Budget Reconciliation Process
On Jan. 13, 2017, the U.S. Congress passed a budget
resolution for fiscal year 2017 that will be used to draft legislation to
repeal certain ACA provisions. This budget resolution is a nonbinding spending
blueprint that is used to create federal budget legislation through a process
called “reconciliation.” House and Senate committees targeted Jan. 27, 2017, to
draft a budget reconciliation bill following the budget resolution, but
recognized that the process will likely take longer. Once drafted, a
reconciliation bill can be passed by both houses with a simple majority vote.

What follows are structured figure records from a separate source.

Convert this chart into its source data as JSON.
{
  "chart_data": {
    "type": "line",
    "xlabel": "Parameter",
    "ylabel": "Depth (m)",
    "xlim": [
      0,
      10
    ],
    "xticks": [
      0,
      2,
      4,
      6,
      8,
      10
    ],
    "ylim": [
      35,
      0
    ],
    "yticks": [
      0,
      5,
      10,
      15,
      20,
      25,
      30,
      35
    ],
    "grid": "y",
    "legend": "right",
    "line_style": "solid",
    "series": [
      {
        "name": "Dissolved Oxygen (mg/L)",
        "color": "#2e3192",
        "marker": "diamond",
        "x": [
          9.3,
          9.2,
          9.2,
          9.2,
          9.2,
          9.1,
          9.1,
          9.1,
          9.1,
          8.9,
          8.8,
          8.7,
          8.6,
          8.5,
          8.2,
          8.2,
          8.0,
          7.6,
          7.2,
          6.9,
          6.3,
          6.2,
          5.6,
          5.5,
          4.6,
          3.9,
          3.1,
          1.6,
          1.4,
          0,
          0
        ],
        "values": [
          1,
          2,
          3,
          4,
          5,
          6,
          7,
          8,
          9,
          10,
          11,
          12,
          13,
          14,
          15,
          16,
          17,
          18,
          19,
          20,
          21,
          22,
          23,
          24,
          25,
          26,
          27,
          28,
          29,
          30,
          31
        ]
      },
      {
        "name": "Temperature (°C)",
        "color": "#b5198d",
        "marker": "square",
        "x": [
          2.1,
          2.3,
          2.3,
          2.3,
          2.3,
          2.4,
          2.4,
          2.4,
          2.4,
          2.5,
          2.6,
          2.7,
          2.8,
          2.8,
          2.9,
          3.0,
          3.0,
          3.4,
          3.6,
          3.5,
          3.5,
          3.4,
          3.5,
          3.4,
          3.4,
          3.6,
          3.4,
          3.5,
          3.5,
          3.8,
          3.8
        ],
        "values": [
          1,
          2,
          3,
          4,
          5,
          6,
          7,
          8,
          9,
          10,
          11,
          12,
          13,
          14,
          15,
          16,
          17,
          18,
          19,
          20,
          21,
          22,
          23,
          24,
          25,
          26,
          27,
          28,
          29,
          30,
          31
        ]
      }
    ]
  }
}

However, a full repeal of the ACA cannot be accomplished
through the budget reconciliation process. A
budget reconciliation bill can only address ACA provisions that directly relate
to budgetary issues—specifically, federal spending and taxation. A full ACA
repeal must be introduced as a separate bill that would require 60 votes in the
Senate to pass.
On Jan. 20, 2017, President Trump signed an executive
order directing federal agencies to waive, delay or grant exemptions from
ACA requirements that may impose a financial burden. The executive order on the
ACA is a broad policy directive that gives federal agencies authority to
eliminate or fail to enforce any number of ACA requirements, as permitted by
law. It does not include specific guidance regarding any particular ACA requirement
or provision, and does not change any existing regulations. An executive order cannot, itself, repeal
the ACA or any ACA provisions.
Until the new heads of federal agencies are in place, it is
difficult to know how the ACA will be impacted. As a result, the executive
order’s specific impact will remain largely unclear until the new
administration is fully in place and can begin implementing these changes. In
any case, the immediate impact of the executive order will likely be small,
since it will take time to implement policies, regulations and other
subregulatory guidance to carry out the directives. In addition, health
insurance policies for 2017 are already in place, and state law, in many cases,
prohibits significant changes from being made midyear.